Для этого он наскоро сладил ученический хор под руководством двух учеников из поповичей и сам служил для нас после общей службы. Нам это нравилось. Церковь была в нашем нераздельном владении, в ней было как-то особенно уютно, хорошо и тихо. Ни надзирателей, ни надзора не было.
Но… попав в эту обстановку после годичной муштровки — ученики распустились. Всех охватила какая-то резвость, особенно во время спевок, на которых не бывало и священника. После одной такой спевки настроение перелилось через край, и за вечерней хор пропел «отцу и сыну и святому духу» с кощунственным изменением («брюху»). В сущности, настоящего, сознательного кощунства тут не было, а была только инерция резвости. Мальчишки шутили скорее над добрым священником, чем над представлением о боге. По окончании службы причетник сказал, что батюшка просит всех остаться. Мы сгрудились около левого клироса. В слабо освещенной старой церкви стало как-то торжественно-тихо и печально. Через минуту Овсянкин вышел из алтаря серьёзный и как бы виновный. Подойдя к нам, он начал говорить:
— Дети… дети мои…
Но продолжать не мог. Белое лицо его как-то жалко дрогнуло, глаза затуманились, и по щекам потекли крупные слезы.

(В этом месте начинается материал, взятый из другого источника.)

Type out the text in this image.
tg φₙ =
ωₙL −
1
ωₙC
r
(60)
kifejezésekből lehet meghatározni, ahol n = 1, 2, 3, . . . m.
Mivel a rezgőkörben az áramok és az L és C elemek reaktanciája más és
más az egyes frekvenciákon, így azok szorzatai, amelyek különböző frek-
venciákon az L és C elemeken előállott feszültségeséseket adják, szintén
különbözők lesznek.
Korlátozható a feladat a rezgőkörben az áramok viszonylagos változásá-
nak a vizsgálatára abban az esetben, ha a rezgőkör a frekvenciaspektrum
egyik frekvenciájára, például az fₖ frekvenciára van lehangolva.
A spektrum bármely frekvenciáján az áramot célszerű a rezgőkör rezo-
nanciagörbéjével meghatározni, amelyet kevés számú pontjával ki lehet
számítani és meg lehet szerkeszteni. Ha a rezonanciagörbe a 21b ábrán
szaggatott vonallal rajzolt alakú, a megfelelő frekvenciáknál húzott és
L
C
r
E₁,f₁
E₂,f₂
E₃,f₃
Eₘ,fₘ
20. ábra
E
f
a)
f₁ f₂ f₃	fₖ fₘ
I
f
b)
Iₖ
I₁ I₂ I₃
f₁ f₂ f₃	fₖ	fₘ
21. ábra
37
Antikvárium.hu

Эта глубокая печаль потрясла нас гораздо сильнее, чем могла бы потрясти самая красноречивая проповедь. Певчие, пристыженные и растроганные, первые кинулись к нему, целовали его руки, ловили края широких рукавов. За ними старика обступили остальные, неповинные в кощунстве; все мы каялись в том, что и нам показалось это смешно и весело. Старик клал руки на наши коротко остриженные волосы, и лицо его постепенно светлело… Говение окончилось под впечатлением этой сцены, и никогда впоследствии покаянная молитва Ефрема Сирина не производила на меня такого действия, как в эти дни, когда ее произносил для нас Овсянкин в убогом старом храме, под низким потолком которого лилось пение растроганного, кающегося молодого хора…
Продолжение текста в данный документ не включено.